NOTE: For personal reasons, I decided to write this away from ScrewAttack. For the record, I’m totally fine. Also, don’t speak as I’m the only one in this, because to be completely honest, I’m barely qualified to talk about this in the first place, as I’m just a spectator around a small crew. I don’t need sympathy, though I do appreciate it – what we need is to continue to do what we do best: be ourselves.
For most of you guys, the sole thought of losing a dear friend is something truly serious. For me, however, it meant something a bit different.
It’s not so much about these two peculiar friends as simply being close to me – quite the contrary. They have never quite managed to be as close to me as they did to my best friend, Ravenstyles, who is currently in a devastated mood. However, it’s their personalities and the things they did 5 years ago that gave me a purpose in life.
It was around September, when Raven and Darkhand – good friends of mine since high school – invited me to Anicardios. It was a barebones site with almost nobody around to talk with, with a few minor exceptions. I then learn that it’s meant to be a secret site for personal projects between people with an equal mind-set. It was evident that I was being slowly accepted by the small group, getting along with the likes of the “don’t give a crap” Raven and the antics of funny-guy Holy. Soon, however, things took a turn to the unexpected, when two more friends joined the crowd: Holy’s eccentric sister, Veronica, and the love-freak Cosmic. The way they wrote their witty stuff and made me go nuts was something like falling in love with someone in first sight. it was certainly weird, in retrospect, but thinking back, I was just a teenager starting to learn what the internet is all about. That is, when I learned the truth: they were actually people who lived close to me.
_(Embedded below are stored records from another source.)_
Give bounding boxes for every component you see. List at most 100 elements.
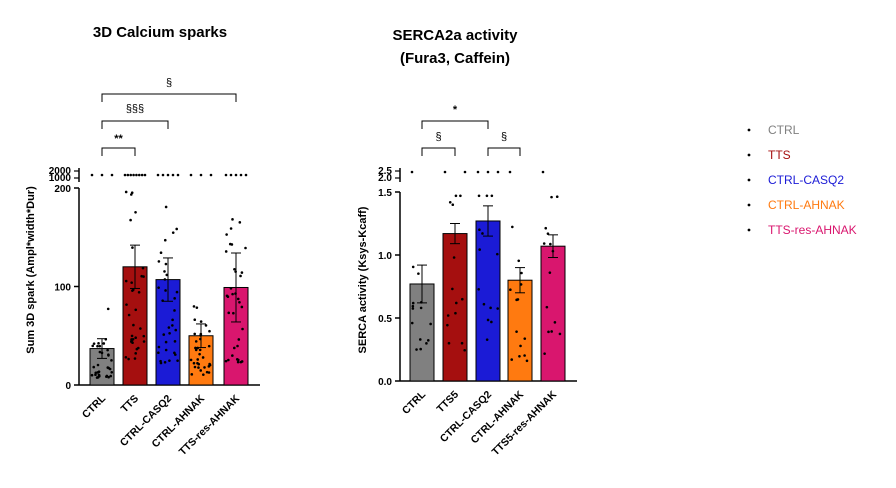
chart2-ytick-label: 0.0 <box>378 377 392 388</box>
chart1-data-point <box>134 336 137 340</box>
chart1-data-point <box>94 371 98 375</box>
chart2-data-point <box>550 195 553 199</box>
chart2-data-point <box>551 249 555 253</box>
chart2-data-point <box>555 195 559 199</box>
chart1-outlier-point <box>234 173 238 177</box>
chart1-data-point <box>127 357 130 361</box>
chart1-data-point <box>168 331 171 335</box>
chart2-ytick-label: 1.5 <box>378 188 392 199</box>
chart1-data-point <box>207 344 211 348</box>
chart1-data-point <box>130 339 133 343</box>
chart1-data-point <box>208 363 212 367</box>
chart1-data-point <box>199 369 203 372</box>
chart1-data-point <box>164 205 168 209</box>
chart1-break-tick-label: 2000 <box>49 166 72 177</box>
chart2-data-point <box>477 194 481 198</box>
chart1-data-point <box>237 338 241 341</box>
chart1-data-point <box>142 334 146 338</box>
chart2-significance-bracket <box>487 147 521 156</box>
chart1-data-point <box>165 273 169 277</box>
chart1-ytick-label: 100 <box>54 283 71 294</box>
chart1-data-point <box>168 359 171 362</box>
chart2-data-point <box>426 339 430 342</box>
chart1-data-point <box>97 374 101 378</box>
chart1-outlier-point <box>126 173 130 177</box>
chart2-data-point <box>511 225 514 229</box>
chart1-data-point <box>132 323 135 327</box>
chart1-significance-label: ** <box>114 133 123 145</box>
chart2-data-point <box>419 306 423 310</box>
chart1-data-point <box>92 365 96 369</box>
chart2-category-label: TTS5-res-AHNAK <box>490 388 560 458</box>
chart2-outlier-point <box>496 170 500 174</box>
chart1-data-point <box>125 303 128 306</box>
chart2-data-point <box>463 348 466 352</box>
chart1-data-point <box>110 371 114 374</box>
chart1-data-point <box>159 359 162 363</box>
chart1-outlier-point <box>90 173 94 177</box>
chart2-data-point <box>411 307 415 310</box>
chart1-data-point <box>163 278 167 281</box>
chart1-data-point <box>192 361 196 365</box>
chart2-category-label: TTS5 <box>434 389 461 416</box>
chart1-data-point <box>98 350 102 354</box>
chart2-data-point <box>451 287 454 291</box>
chart2-data-point <box>418 338 422 341</box>
chart1-data-point <box>163 270 166 273</box>
legend-marker <box>747 228 751 232</box>
chart1-data-point <box>224 250 228 253</box>
chart1-data-point <box>96 344 99 348</box>
chart1-data-point <box>238 300 241 304</box>
chart1-data-point <box>141 266 145 270</box>
chart2-outlier-point <box>541 170 545 174</box>
chart1-data-point <box>175 227 178 231</box>
chart2-data-point <box>553 321 557 324</box>
chart1-data-point <box>197 366 200 369</box>
chart1-outlier-point <box>123 173 127 177</box>
chart1-data-point <box>106 348 109 352</box>
chart1-data-point <box>199 320 203 323</box>
chart2-data-point <box>525 359 529 363</box>
chart1-data-point <box>174 328 178 332</box>
chart1-data-point <box>207 371 211 374</box>
chart2-data-point <box>543 352 546 355</box>
chart1-data-point <box>161 299 164 302</box>
chart2-data-point <box>519 344 522 348</box>
chart1-significance-bracket <box>101 93 237 102</box>
legend-label: CTRL-AHNAK <box>768 198 845 212</box>
chart1-outlier-point <box>135 173 138 177</box>
legend-marker <box>747 153 751 157</box>
chart1-outlier-point <box>209 173 213 177</box>
chart2-data-point <box>446 323 449 327</box>
chart2-break-tick-label: 2.5 <box>378 166 392 177</box>
chart1-data-point <box>193 332 197 336</box>
chart2-data-point <box>545 305 549 309</box>
chart1-data-point <box>109 374 113 378</box>
chart1-category-label: TTS <box>119 393 142 416</box>
chart1-significance-bracket <box>101 147 136 156</box>
chart2-data-point <box>544 226 548 230</box>
chart1-data-point <box>137 290 141 294</box>
chart1-data-point <box>231 354 234 357</box>
chart1-data-point <box>159 251 163 254</box>
chart2-ytick-label: 0.5 <box>378 314 392 325</box>
chart2-data-point <box>490 320 493 324</box>
chart1-data-point <box>100 351 104 355</box>
chart1-significance-label: § <box>166 77 172 89</box>
chart1-data-point <box>190 373 194 376</box>
chart1-data-point <box>236 360 240 364</box>
chart1-outlier-point <box>110 173 114 177</box>
chart1-data-point <box>162 333 166 336</box>
chart2-data-point <box>410 321 414 325</box>
chart2-data-point <box>509 288 512 292</box>
chart1-data-point <box>230 243 234 246</box>
chart1-data-point <box>167 326 171 329</box>
chart2-data-point <box>496 307 499 310</box>
chart2-data-point <box>459 194 462 198</box>
chart1-data-point <box>131 246 134 249</box>
chart1-data-point <box>102 342 106 345</box>
chart2-bar <box>475 220 501 382</box>
legend-marker <box>747 178 751 182</box>
chart1-data-point <box>164 262 168 266</box>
I remember it like it was yesterday: Raven told me about how his friends would be around town at some point. Sadly, this was a time when I still didn’t have a driver’s license and not much liberty to run amok, so I was very exited by the fact that I was finally going to be able to hang out with Raven’s intriguing friends. Holy – a charismatic, jester-like dude who always seem to have a joke at the right moment; Veronica – a creepy goth girl who tends to press the patience of those who dare get close to her; and Cosmic – a sweet girl-next-door who was also an avid otaku and has some kind of obsession towards chibis for some reason. The reason why I was so amazed by them wasn’t so much about their personalities – I would’ve figured the world had millions of their own kind scattered around the globe. But rather, it’s because they existed right where I lived in – for once, I thought, I would never feel alone. For the first time, I felt that I fitted in a crowd.
That’s how much Anicardios means to me, to the point that I still remember everyone who joined in the forums and had a blast with all of us. Amaya – a motherly figure with a mischievous roleplaying skill; the Rose Twins – one being a self-contained whacko, the other a shy girl with real otaku issues; Darkhand – a childish teenager who had a hard time establishing his identity; and Luvly – a woman who has more roleplaying characters and usernames than we could ever shake off in any indefinite time. The crew went on to be called as the Anicardios Crew Alliance, or AcA for short, and I had the privilege to be one of their key graphic designers – so much, in fact, that Raven wears it proudly on his clothes wherever he goes.
Sadly, I never did have the chance to meet most of them in person. That fateful day only ended in failure, with me leaving downtown only to hear Raven from my phone that they were just a couple of meters away from me after I turned my back. Only a select few of them keep in contact with me after all these years. That said, I still heard from them, and I was overwhelmed with happiness when I finally got Veronica’s approval of our friendship after years of bad communication and Imaginer shenanigans. To think she and her brother would be gone by now is just unheard of.
This is why Anicardios is mourning the death of these two people (Holy and Veronica), and perhaps most importantly, it drives me to keep pushing towards my ultimate dream: one day, we will all gather in one place at a single time, doing what we do best: doing stuff together.